Start building today
EU AI Act high-risk obligations land August 2026. Colorado’s ADMT law takes effect January 1, 2027. NIST AI RMF is voluntary but increasingly referenced by US federal agencies as the baseline expectation. One implementation (risk classification, audit logging, timeout escalation, durable state) satisfies all three frameworks.
The Agent SDK handles pausing execution, persisting state across restarts, validating human responses against schemas, and resuming cleanly. Your job is to wire it into your review workflows and audit storage.
For related governance controls (budget caps, data retention policies, model restrictions), see Guardrails.
Full SDK reference and working examples: HITL tools documentation.
FAQ
What does EU AI Act Article 14 require?
Article 14 mandates that high-risk AI systems include human oversight measures. Humans must be able to understand the system’s capabilities, monitor its operation, interpret outputs, and intervene or override decisions. Audit log retention requirements fall under Article 12 (Record-Keeping) and Article 9 (Risk Management).
When does the EU AI Act take effect?
The AI Act entered into force August 2024, but the high-risk obligations (including Article 14 human oversight) apply starting August 2026. That’s the deadline for systems classified as high-risk to demonstrate compliant oversight controls.
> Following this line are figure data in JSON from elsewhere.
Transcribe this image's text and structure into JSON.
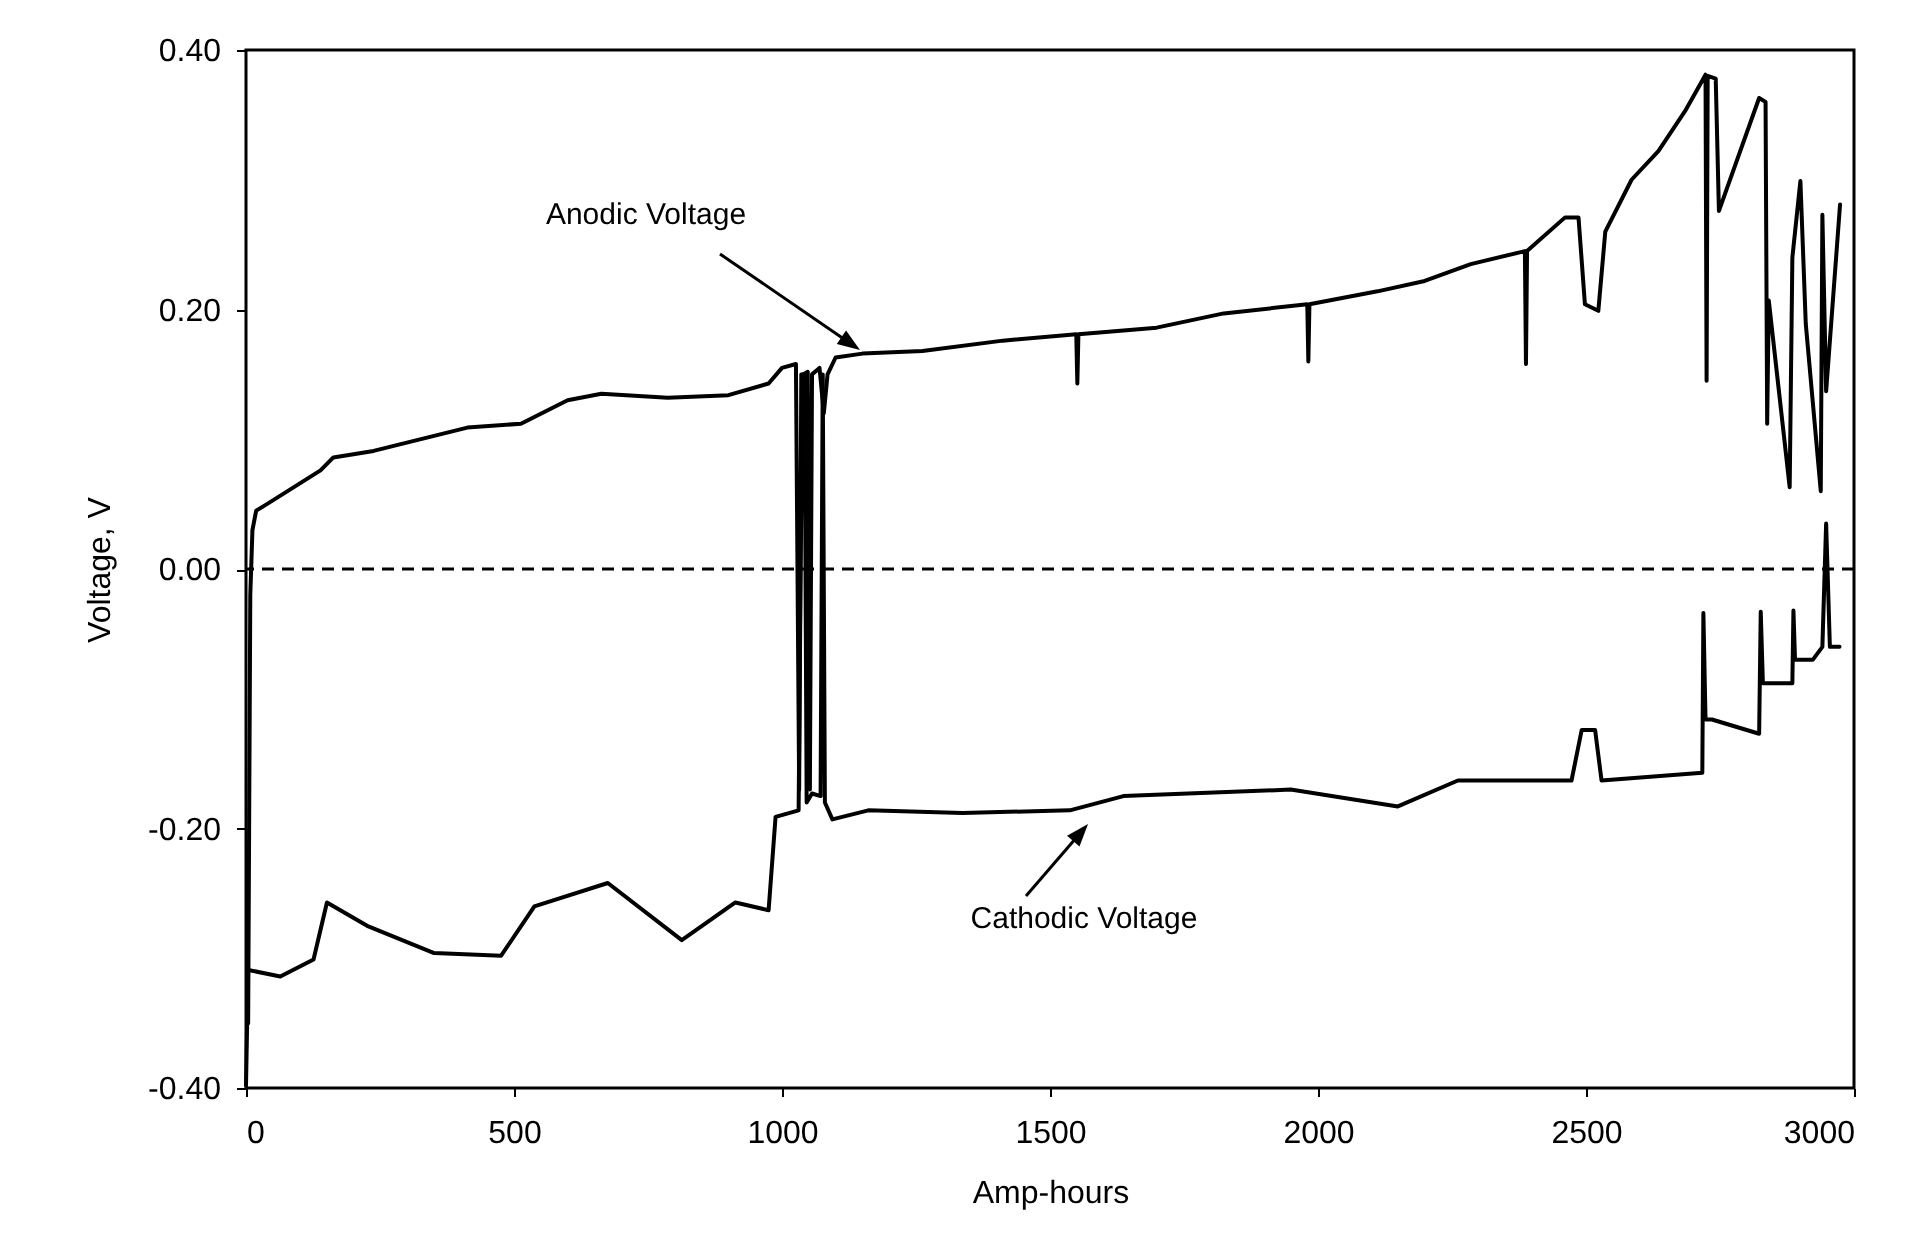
{
  "chart_data": {
    "type": "line",
    "xlabel": "Amp-hours",
    "ylabel": "Voltage, V",
    "xlim": [
      0,
      3000
    ],
    "xticks": [
      0,
      500,
      1000,
      1500,
      2000,
      2500,
      3000
    ],
    "ylim": [
      -0.4,
      0.4
    ],
    "yticks": [
      {
        "value": -0.4,
        "label": "-0.40"
      },
      {
        "value": -0.2,
        "label": "-0.20"
      },
      {
        "value": 0,
        "label": "0.00"
      },
      {
        "value": 0.2,
        "label": "0.20"
      },
      {
        "value": 0.4,
        "label": "0.40"
      }
    ],
    "grid": false,
    "marker": "none",
    "line_style": "solid",
    "ref_lines": [
      {
        "axis": "y",
        "value": 0,
        "line_style": "dashed",
        "color": "#000000"
      }
    ],
    "annotations": [
      "Anodic Voltage",
      "Cathodic Voltage"
    ],
    "series": [
      {
        "color": "#000000",
        "x": [
          4,
          8,
          12,
          19,
          39,
          139,
          163,
          238,
          413,
          513,
          600,
          663,
          787,
          900,
          975,
          1000,
          1026,
          1032,
          1036,
          1040,
          1048,
          1052,
          1056,
          1070,
          1078,
          1085,
          1100,
          1150,
          1262,
          1412,
          1549,
          1551,
          1553,
          1699,
          1824,
          1980,
          1982,
          1984,
          2111,
          2199,
          2285,
          2386,
          2388,
          2390,
          2461,
          2486,
          2498,
          2523,
          2536,
          2585,
          2635,
          2685,
          2723,
          2725,
          2727,
          2742,
          2748,
          2823,
          2835,
          2838,
          2841,
          2880,
          2885,
          2900,
          2910,
          2938,
          2941,
          2948,
          2974
        ],
        "values": [
          -0.35,
          -0.02,
          0.03,
          0.045,
          0.05,
          0.076,
          0.086,
          0.091,
          0.109,
          0.112,
          0.13,
          0.135,
          0.132,
          0.134,
          0.143,
          0.155,
          0.158,
          -0.17,
          0.15,
          0.15,
          0.152,
          -0.17,
          0.15,
          0.155,
          0.12,
          0.15,
          0.163,
          0.166,
          0.168,
          0.176,
          0.181,
          0.143,
          0.181,
          0.186,
          0.197,
          0.204,
          0.16,
          0.204,
          0.214,
          0.222,
          0.235,
          0.245,
          0.158,
          0.245,
          0.271,
          0.271,
          0.204,
          0.199,
          0.26,
          0.3,
          0.322,
          0.353,
          0.381,
          0.145,
          0.38,
          0.378,
          0.276,
          0.363,
          0.36,
          0.112,
          0.207,
          0.063,
          0.24,
          0.299,
          0.189,
          0.06,
          0.273,
          0.137,
          0.281
        ]
      },
      {
        "color": "#000000",
        "x": [
          0,
          4,
          64,
          126,
          151,
          226,
          351,
          476,
          538,
          675,
          813,
          913,
          975,
          988,
          1031,
          1038,
          1042,
          1046,
          1056,
          1072,
          1076,
          1080,
          1094,
          1161,
          1337,
          1537,
          1637,
          1949,
          2149,
          2261,
          2473,
          2492,
          2517,
          2529,
          2717,
          2719,
          2723,
          2735,
          2823,
          2826,
          2830,
          2841,
          2885,
          2887,
          2890,
          2923,
          2941,
          2948,
          2955,
          2973
        ],
        "values": [
          -0.398,
          -0.309,
          -0.314,
          -0.301,
          -0.257,
          -0.275,
          -0.296,
          -0.298,
          -0.26,
          -0.242,
          -0.286,
          -0.257,
          -0.263,
          -0.191,
          -0.186,
          0.15,
          0.15,
          -0.18,
          -0.173,
          -0.175,
          0.15,
          -0.18,
          -0.193,
          -0.186,
          -0.188,
          -0.186,
          -0.175,
          -0.17,
          -0.183,
          -0.163,
          -0.163,
          -0.124,
          -0.124,
          -0.163,
          -0.157,
          -0.034,
          -0.116,
          -0.116,
          -0.127,
          -0.033,
          -0.088,
          -0.088,
          -0.088,
          -0.032,
          -0.07,
          -0.07,
          -0.06,
          0.035,
          -0.06,
          -0.06
        ]
      }
    ]
  }
}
When does Colorado’s ADMT law take effect?
Colorado’s Automated Decision-Making Technology law (SB26-189) generally takes effect January 1, 2027 and applies to consequential decisions made on or after that date. The Colorado AG’s rulemaking page tracks implementation details.
Does Colorado’s ADMT law apply to companies outside Colorado?
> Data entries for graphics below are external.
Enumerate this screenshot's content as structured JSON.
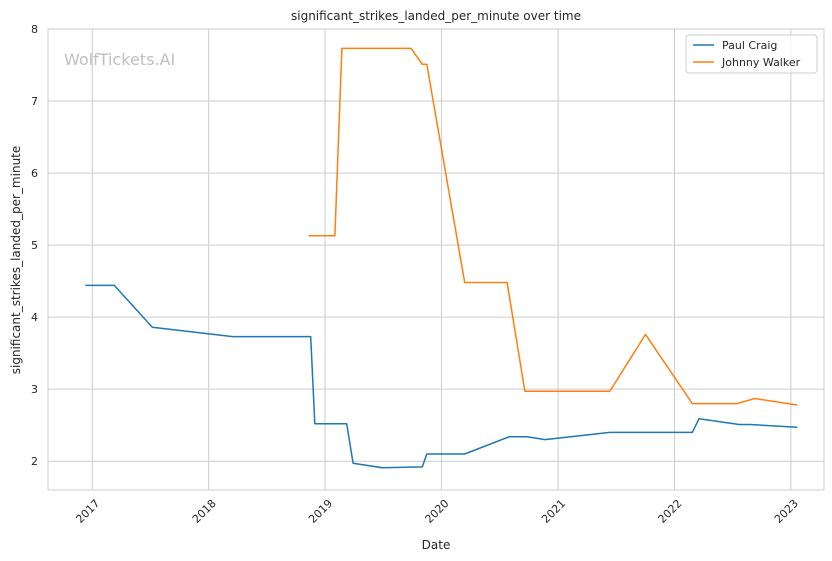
{
  "chart_data": {
    "type": "line",
    "title": "significant_strikes_landed_per_minute over time",
    "xlabel": "Date",
    "ylabel": "significant_strikes_landed_per_minute",
    "watermark": "WolfTickets.AI",
    "xlim": [
      "2016-08-15",
      "2023-04-15"
    ],
    "ylim": [
      1.6,
      8.0
    ],
    "x_ticks": [
      "2017",
      "2018",
      "2019",
      "2020",
      "2021",
      "2022",
      "2023"
    ],
    "y_ticks": [
      "2",
      "3",
      "4",
      "5",
      "6",
      "7",
      "8"
    ],
    "grid": true,
    "legend_position": "top-right",
    "series": [
      {
        "name": "Paul Craig",
        "color": "#1f77b4",
        "points": [
          [
            "2016-12-10",
            4.44
          ],
          [
            "2017-03-11",
            4.44
          ],
          [
            "2017-07-08",
            3.86
          ],
          [
            "2018-03-17",
            3.73
          ],
          [
            "2018-11-17",
            3.73
          ],
          [
            "2018-11-30",
            2.52
          ],
          [
            "2019-03-10",
            2.52
          ],
          [
            "2019-03-30",
            1.97
          ],
          [
            "2019-06-29",
            1.91
          ],
          [
            "2019-11-02",
            1.92
          ],
          [
            "2019-11-16",
            2.1
          ],
          [
            "2020-03-14",
            2.1
          ],
          [
            "2020-08-01",
            2.34
          ],
          [
            "2020-09-26",
            2.34
          ],
          [
            "2020-11-21",
            2.3
          ],
          [
            "2021-06-12",
            2.4
          ],
          [
            "2022-02-26",
            2.4
          ],
          [
            "2022-03-19",
            2.59
          ],
          [
            "2022-07-23",
            2.51
          ],
          [
            "2022-08-27",
            2.51
          ],
          [
            "2023-01-21",
            2.47
          ]
        ]
      },
      {
        "name": "Johnny Walker",
        "color": "#ff7f0e",
        "points": [
          [
            "2018-11-10",
            5.13
          ],
          [
            "2019-02-01",
            5.13
          ],
          [
            "2019-02-23",
            7.73
          ],
          [
            "2019-09-28",
            7.73
          ],
          [
            "2019-11-02",
            7.51
          ],
          [
            "2019-11-16",
            7.51
          ],
          [
            "2020-03-14",
            4.48
          ],
          [
            "2020-07-25",
            4.48
          ],
          [
            "2020-09-19",
            2.97
          ],
          [
            "2021-06-12",
            2.97
          ],
          [
            "2021-10-02",
            3.76
          ],
          [
            "2022-02-26",
            2.8
          ],
          [
            "2022-07-16",
            2.8
          ],
          [
            "2022-09-10",
            2.87
          ],
          [
            "2023-01-21",
            2.78
          ]
        ]
      }
    ]
  }
}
Yes. The law applies to any developer or deployer “doing business in” Colorado, not just companies headquartered there. If you deploy ADMT that materially influences consequential decisions (employment, finance, housing, insurance, healthcare, education, essential government services) about Colorado residents, you’re likely subject to the law. This follows the same jurisdictional pattern as the Colorado Privacy Act, which covers entities that conduct business in Colorado or target Colorado residents with commercial products or services. Enforcement runs through the Colorado Consumer Protection Act (violations are treated as deceptive trade practices).
What is human-in-the-loop (HITL) for AI agents?
HITL means a human reviews and approves (or rejects) an AI agent’s proposed action before it executes. In the Agent SDK, this is implemented through onToolCalled (which pauses execution and waits for human input) and requireApproval (which conditionally gates tool execution based on parameters).